Politik/Ausland

Erst schießen, dann prüfen, ob der Verdächtige sich rührt

"Make it home for dinner" – "Sei zum Abendessen daheim" – lautet das oberste Gebot der amerikanischen Polizisten. Es vermittelt den Eindruck großer Gefahr, die den Gesetzeshütern auf Streife begegnen könnte.

Wie realistisch ist diese Gefahr wirklich? Und von wem geht sie aus? Die Tötung zweier Afroamerikaner durch weiße Polizisten diese Woche wurde mehrheitlich als unverhältnismäßige Polizeigewalt begriffen, sie ließ die Diskussion um die Ausbildung der Cops neu aufleben.

Das Training der angehenden Ordnungshüter ist nicht einheitlich geregelt. Durchschnittlich 19 Wochen durchlaufen die Anwärter verschiedenste Ausbildungsstationen: Rechtslehre, der Umgang mit der Waffe, Gefangennahme, Konfliktmanagement und Verteidigungstraining stehen auf dem Stundenplan. "Was sie nicht lernen: Emotionale Intelligenz, soziale Intelligenz", sagte Maki Haberfeld, Professorin für Recht und Polizei in New York, dem Sender NPR. Größter Kritikpunkt sind Trainingsvideos, die angeblich massive Übergriffe an Beamte zeigen und die junge Rekruten auf ihre Einsätze vorbereiten sollen.

Eine Lösung für solche Situationen wird auch gleich angeboten: "shoot first". Schießen, um zu überleben, rechtfertigt die Polizei dieses Credo. Bei kleinsten Anzeichen von Gefahr durch das Gegenüber, beispielsweise das Greifen nach einem Gegenstand in der Tasche, darf geschossen werden. Das Risiko, getötet zu werden, sei größer als das Risiko, einen Fehler zu machen. Den Gegner nur zu verwunden ist dabei keine Option; die Schützen werden dazu ausgebildet, ihr Ziel durch Schüsse in den Rumpf handlungsunfähig zu machen, was meistens zum Tod führt.

Armee-Ausrüstung

Problematisch ist dabei nicht nur das Schießen als Präventionsmaßnahme, sondern auch die Ausrüstung der Streifenpolizisten. Dank des vom US-Verteidigungsministerium initiierten "Programm 1033" gelangen lokale Sicherheitsbehörden an ausrangierte Waffen der Armee. Die Polizei wird zunehmend militarisiert.

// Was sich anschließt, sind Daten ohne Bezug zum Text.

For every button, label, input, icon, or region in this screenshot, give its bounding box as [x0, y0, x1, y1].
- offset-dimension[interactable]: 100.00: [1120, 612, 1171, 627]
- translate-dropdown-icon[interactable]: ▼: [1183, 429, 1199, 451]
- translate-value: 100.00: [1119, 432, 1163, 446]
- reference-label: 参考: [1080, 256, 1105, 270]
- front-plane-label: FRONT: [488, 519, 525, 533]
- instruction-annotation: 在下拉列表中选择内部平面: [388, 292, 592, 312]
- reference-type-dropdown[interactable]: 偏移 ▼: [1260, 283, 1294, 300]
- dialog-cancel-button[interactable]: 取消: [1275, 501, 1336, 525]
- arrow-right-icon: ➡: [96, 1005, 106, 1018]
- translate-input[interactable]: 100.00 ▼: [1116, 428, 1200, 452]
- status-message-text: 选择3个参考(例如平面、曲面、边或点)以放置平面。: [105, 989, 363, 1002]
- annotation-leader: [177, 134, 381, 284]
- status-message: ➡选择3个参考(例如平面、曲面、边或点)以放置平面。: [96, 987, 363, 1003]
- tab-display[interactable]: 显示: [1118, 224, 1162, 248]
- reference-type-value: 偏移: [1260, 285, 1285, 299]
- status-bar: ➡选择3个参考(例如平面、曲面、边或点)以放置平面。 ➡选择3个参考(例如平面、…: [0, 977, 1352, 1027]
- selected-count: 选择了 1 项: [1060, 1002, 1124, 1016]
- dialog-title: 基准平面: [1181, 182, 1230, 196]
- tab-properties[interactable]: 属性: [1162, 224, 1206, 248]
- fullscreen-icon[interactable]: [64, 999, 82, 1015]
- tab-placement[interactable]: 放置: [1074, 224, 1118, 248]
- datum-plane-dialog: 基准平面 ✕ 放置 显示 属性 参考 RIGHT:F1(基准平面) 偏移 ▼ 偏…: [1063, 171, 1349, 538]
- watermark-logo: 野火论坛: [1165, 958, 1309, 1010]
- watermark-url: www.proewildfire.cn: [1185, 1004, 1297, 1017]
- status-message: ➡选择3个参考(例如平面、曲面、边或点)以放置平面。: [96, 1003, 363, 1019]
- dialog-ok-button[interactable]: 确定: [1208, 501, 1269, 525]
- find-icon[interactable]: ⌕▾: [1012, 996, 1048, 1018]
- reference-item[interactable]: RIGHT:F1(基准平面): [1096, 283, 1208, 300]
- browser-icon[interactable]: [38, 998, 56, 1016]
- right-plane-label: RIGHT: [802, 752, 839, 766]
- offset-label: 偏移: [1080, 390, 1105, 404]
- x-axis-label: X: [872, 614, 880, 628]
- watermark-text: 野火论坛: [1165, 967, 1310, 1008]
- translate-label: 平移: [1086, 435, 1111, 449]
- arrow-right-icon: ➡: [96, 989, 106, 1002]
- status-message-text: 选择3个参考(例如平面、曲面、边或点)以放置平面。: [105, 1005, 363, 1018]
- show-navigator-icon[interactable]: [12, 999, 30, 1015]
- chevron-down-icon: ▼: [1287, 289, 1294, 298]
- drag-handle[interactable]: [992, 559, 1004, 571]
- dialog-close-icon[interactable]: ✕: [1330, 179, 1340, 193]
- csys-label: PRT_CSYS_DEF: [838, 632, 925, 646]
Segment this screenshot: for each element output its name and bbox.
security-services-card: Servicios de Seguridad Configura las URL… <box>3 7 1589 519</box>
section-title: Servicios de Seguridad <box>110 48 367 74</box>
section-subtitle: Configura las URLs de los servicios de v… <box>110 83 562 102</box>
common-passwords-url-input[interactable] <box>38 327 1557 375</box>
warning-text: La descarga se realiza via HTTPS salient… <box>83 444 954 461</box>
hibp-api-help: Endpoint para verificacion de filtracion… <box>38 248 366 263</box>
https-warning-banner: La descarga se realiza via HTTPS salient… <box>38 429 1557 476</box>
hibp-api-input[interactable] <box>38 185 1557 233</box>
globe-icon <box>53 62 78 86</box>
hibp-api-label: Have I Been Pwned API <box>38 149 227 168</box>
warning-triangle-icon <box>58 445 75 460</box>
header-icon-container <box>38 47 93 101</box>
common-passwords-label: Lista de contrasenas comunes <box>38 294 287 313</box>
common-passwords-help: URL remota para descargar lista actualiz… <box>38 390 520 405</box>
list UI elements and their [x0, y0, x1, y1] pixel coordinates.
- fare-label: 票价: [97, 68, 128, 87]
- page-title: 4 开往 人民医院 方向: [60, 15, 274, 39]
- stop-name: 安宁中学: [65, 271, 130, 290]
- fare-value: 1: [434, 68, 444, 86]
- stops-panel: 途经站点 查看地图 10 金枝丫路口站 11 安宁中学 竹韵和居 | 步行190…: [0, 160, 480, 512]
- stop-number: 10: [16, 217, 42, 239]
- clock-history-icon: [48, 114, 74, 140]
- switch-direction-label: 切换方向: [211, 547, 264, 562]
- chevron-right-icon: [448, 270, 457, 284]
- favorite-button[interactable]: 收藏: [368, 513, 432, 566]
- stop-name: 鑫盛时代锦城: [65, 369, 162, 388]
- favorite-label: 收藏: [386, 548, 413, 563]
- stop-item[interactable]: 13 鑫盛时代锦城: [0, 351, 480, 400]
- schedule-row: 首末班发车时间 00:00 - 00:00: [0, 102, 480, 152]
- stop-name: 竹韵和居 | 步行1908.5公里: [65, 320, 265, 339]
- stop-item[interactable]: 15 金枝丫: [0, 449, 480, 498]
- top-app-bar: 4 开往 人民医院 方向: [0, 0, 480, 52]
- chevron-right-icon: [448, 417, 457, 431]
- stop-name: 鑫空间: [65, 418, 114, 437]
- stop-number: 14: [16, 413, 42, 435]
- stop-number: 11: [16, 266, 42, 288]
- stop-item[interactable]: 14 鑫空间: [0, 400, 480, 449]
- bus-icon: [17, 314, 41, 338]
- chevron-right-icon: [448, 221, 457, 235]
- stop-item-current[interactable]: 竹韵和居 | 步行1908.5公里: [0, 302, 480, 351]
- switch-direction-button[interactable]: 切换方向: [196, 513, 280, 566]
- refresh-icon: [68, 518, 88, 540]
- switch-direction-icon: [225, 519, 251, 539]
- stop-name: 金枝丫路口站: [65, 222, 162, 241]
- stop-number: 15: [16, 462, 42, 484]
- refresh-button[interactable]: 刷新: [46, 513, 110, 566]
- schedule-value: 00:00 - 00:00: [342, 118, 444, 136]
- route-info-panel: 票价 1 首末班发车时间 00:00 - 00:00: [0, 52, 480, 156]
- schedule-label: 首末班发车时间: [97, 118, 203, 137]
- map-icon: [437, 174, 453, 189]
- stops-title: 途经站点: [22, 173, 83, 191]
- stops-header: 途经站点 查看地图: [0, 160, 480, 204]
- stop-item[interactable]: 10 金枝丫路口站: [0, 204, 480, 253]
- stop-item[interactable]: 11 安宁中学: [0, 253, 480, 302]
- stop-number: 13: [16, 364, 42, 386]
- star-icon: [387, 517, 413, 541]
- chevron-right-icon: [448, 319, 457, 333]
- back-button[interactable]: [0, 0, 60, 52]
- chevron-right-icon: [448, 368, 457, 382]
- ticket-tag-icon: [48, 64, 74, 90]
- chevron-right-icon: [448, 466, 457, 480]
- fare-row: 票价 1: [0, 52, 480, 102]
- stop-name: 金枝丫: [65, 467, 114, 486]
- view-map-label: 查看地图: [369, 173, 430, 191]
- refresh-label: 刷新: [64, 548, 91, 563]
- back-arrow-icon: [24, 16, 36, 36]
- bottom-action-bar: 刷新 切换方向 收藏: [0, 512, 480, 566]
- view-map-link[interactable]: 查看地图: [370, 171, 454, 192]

Warum die Handfeuerwaffen dabei meistens auf die afroamerikanischen Mitbürger gerichtet werden, untersuchte eine Studie aus dem Jahr 2007: In simulierten Konfliktsituation empfanden schwarze wie auch weiße Probanden Zielpersonen mit dunkler Hautfarbe grundsätzlich als bedrohlicher und drückten eher den Abzug ihrer fiktiven Pistole. Ein Beweis dafür, wie tief Stereotype und Rassismus in der US-Bevölkerung verankert sind.